Rule 26 of the Federal Rules of Civil Procedure generally limits discovery to “any nonprivileged matter that is relevant to any party’s claim or defense and proportional to the needs of the case.” Fed. R. Civ. P. 26(b)(1). Rule 45 governs subpoenas and provides a mechanism for a party to seek the modification of a subpoena that subjects a person to an undue burden or requires disclosure of privileged or other protected information. Id. at 45(d)(3). In evaluating whether a subpoena imposes an undue burden, courts in the Fifth Circuit consider the following factors: (1) relevance of the information requested, (2) the need of the party for the documents, (3) the breadth of the document request, (4) the time period covered by the request, (5) the particularity with which the party describes the requested documents, and (6) the burden imposed. Wiwa v. Royal Dutch Petroleum Co., 392 F.3d 812, 818 (5th Cir. 2004). When the target of the subpoena is a non-party, as here, the court may also consider the expense and inconvenience caused by the subpoenas. Id. On a motion to quash, the moving party bears the burden of demonstrating that compliance would be unreasonable or oppressive. Id.

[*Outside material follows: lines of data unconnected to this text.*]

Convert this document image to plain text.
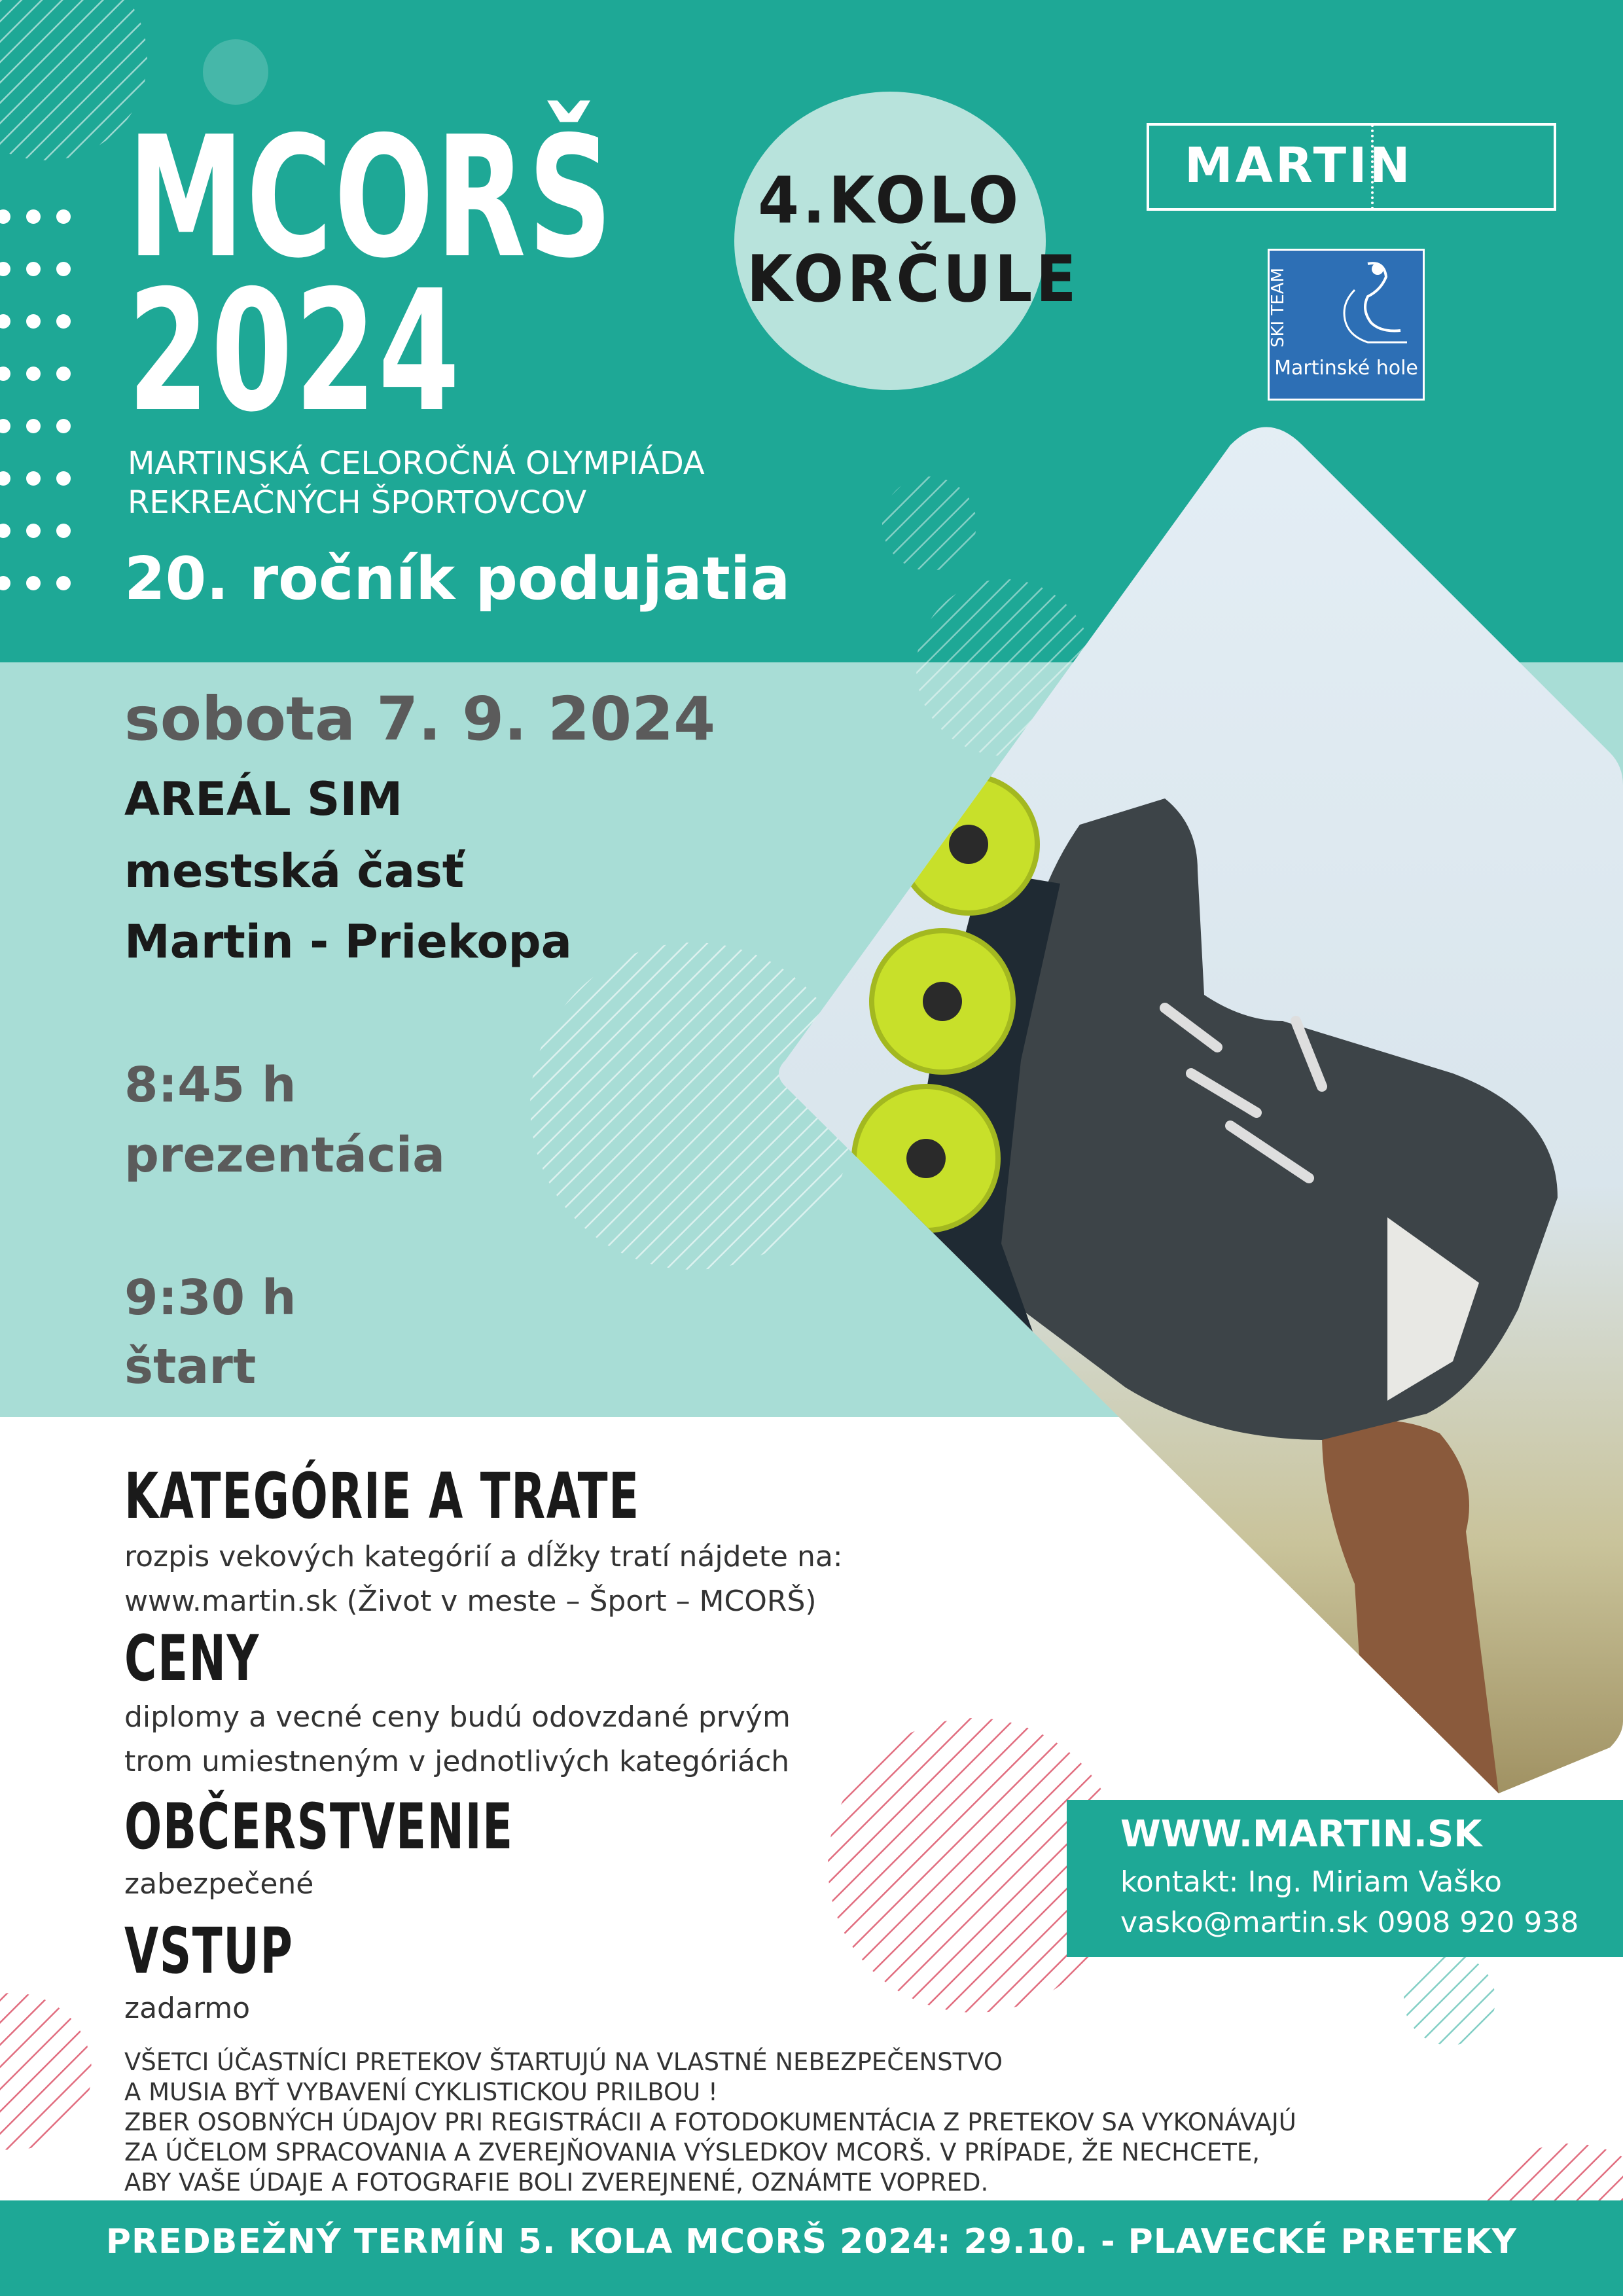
MCORŠ
2024
MARTINSKÁ CELOROČNÁ OLYMPIÁDA
REKREAČNÝCH ŠPORTOVCOV
20. ročník podujatia
4.KOLO
KORČULE
MARTIN
SKI TEAM
Martinské hole
sobota 7. 9. 2024
AREÁL SIM
mestská časť
Martin - Priekopa
8:45 h
prezentácia
9:30 h
štart
KATEGÓRIE A TRATE
rozpis vekových kategórií a dĺžky tratí nájdete na:
www.martin.sk (Život v meste – Šport – MCORŠ)
CENY
diplomy a vecné ceny budú odovzdané prvým
trom umiestneným v jednotlivých kategóriách
OBČERSTVENIE
zabezpečené
VSTUP
zadarmo
WWW.MARTIN.SK
kontakt: Ing. Miriam Vaško
vasko@martin.sk 0908 920 938
VŠETCI ÚČASTNÍCI PRETEKOV ŠTARTUJÚ NA VLASTNÉ NEBEZPEČENSTVO
A MUSIA BYŤ VYBAVENÍ CYKLISTICKOU PRILBOU !
ZBER OSOBNÝCH ÚDAJOV PRI REGISTRÁCII A FOTODOKUMENTÁCIA Z PRETEKOV SA VYKONÁVAJÚ
ZA ÚČELOM SPRACOVANIA A ZVEREJŇOVANIA VÝSLEDKOV MCORŠ. V PRÍPADE, ŽE NECHCETE,
ABY VAŠE ÚDAJE A FOTOGRAFIE BOLI ZVEREJNENÉ, OZNÁMTE VOPRED.
PREDBEŽNÝ TERMÍN 5. KOLA MCORŠ 2024: 29.10. - PLAVECKÉ PRETEKY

*2 Defendants seek the broad category of employment records from Plaintiffs in order to discover the general level of physical activity of Plaintiffs both before and after the accident, as well as the physical requirements of Plaintiffs’ employment. Defendants contend that this information is relevant to Plaintiffs’ claim for damages, which includes medical expenses associated with post-accident surgeries and a nominal amount for lost wages. Plaintiffs have established that allowing Defendants to access the entirety of their employment records is not proportional to the needs of this case, and Defendants were only able articulate the relevance of a subset of the requested documents. The Court will therefore grant Plaintiffs’ motion in part and limit the scope of the discovery to Plaintiffs’ timesheets, wage sheet documents, job applications, resumes, job description(s), performance evaluations, accommodation requests, and worker’s compensation applications (and associated documentation regarding injuries) from January 22, 2016 to the present. In doing so, the Court will also order the parties to confer on and jointly move for the entry of an agreed protective order that will enable them to designate all or some of the employment records to be designated as confidential or for attorney’s eyes to ensure that any private medical or other information remains confidential. The parties are advised that a form protective order is available on the Court’s website.

IT IS THEREFORE ORDERED that Plaintiffs’ Motion for Protective Order and Motion to Quash Defendant’s Rule 45 Subpoena [#36] is GRANTED IN PART as set forth herein.

IT IS FURTHER ORDERED that the parties confer and submit an agreed protective order for the Court’s entry on or before February 12, 2021.

SIGNED this 5th day of February, 2021.